Only it’s not just a job. It’s going to be a war. . .

I had the fortunate pleasure to receive an early copy of Miles Cameron’s debut novel, The Red Knight. Never have I been more pleasantly surprised and impressed with a writer’s skills, which far exceeded my humble expectations. While Miles Cameron has written before, this is his first attempt at a fantasy novel, and it certainly will not be his last. The Red Knight is medieval-fantasy at its finest and well worth anyone’s time and effort.

The central conflict, at its essence, revolves around the denizens of the Wild against civilization and humanity. While the forces of the Wild include fantastical creatures such as irks, boglins, and trolls; the conflict is far more basic in nature, and one that our own world struggles with. The conflict is a critical view of the expansion of humans and encroaching civilization against the untamed, lush forests of the Wild. Despite the fantastical creatures that appear savage and cruel, the reader is cleverly manipulated to empathize with the creatures as we are treated to scenes of humanity’s own savage tendencies to those they deem “uncivilized.”

Thoughts of the colonization of the America’s by the Europeans come to mind, both for their views and treatment of the Native Americans and the inclusion by Miles Cameron of the Sossag, an equivalent to the Native American people. The Sossag were one of the more fascinating sections to read as they offered a unique view of the borderline between civilization and the denizens of the “Wild.”

The protagonist, known only as the Captain for the majority of the novel, is a realistically written man who does his best with what he is given. An anti-hero with a conscious, the Captain is a devout atheist living in a time when one’s devotion to God surpasses any other bond. Such as any other great novel the Captain undergoes a transformative inner journey as he defends a nunnery from siege. It is this journey that makes the Captain so fascinating to read.RedKnightUK

The cast is extended further with numerous other viewpoints, which range from the Queen, to a crazed holy knight, all the way to an escaped slave turned native, the aforementioned Sossag people. Each time I felt I would grow weary of a character a new one would step in to take his place and offer a new view on the events of the world.

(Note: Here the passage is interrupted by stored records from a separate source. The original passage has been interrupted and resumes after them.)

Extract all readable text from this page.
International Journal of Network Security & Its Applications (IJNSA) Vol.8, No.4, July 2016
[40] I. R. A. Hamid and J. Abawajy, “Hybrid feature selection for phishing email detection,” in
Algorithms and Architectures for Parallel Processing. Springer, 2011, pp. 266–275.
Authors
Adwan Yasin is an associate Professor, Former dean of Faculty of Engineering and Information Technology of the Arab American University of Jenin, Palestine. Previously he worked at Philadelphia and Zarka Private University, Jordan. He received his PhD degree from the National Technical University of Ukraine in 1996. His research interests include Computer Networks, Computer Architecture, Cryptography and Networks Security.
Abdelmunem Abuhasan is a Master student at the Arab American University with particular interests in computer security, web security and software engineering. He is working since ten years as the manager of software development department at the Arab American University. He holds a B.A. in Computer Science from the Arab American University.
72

Perhaps what I am most impressed with, other than the characterization, is Cameron’s fantastic depiction of combat. It is rare for an author to be able to capture the chaos and fear that accompanies a fight, let alone a fight involving ghoulish irks and other frightening creatures as they scrape and claw at a man in restricting steel armor. Coupled with the realism that in war the body will feel every ache and pain, which is conveyed wonderfully, the reader will find the line separating the real world and the world of the book slowly disappearing. The author is a known re-enactor and medieval historian and he uses this knowledge to great effect in order to craft a story and a world that feels as authentic as The Red Knight.

Concepts such as Hermeticism or the Memory Palace have their place in our own history and it is refreshing to see Cameron adjust these concepts to suit his original magic system. Combined with an eye for detail regarding arms and armor, as well as siege tactics, make parts of this novel read as an alternate history rather than fiction.

One of the only drawbacks is also Cameron’s greatest strength, his familiarity with the medieval era and method of life. The terms and vocabulary he uses are very specific and I found myself referencing my dictionary more than once. That being said, once you grow more comfortable with the vocabulary you really appreciate and notice the passion Cameron has for this time frame in our history.

Despite Red Knight being Miles Cameron’s debut fantasy novel it is superbly written with particular care given to the characters and the action. If you’re a fan of characters that are incredibly realistic and battles that put you right in the sweaty, gritty action, this is a book for you. I have high hopes for the Traitor Son Cycle and will be eagerly looking forward to the sequel.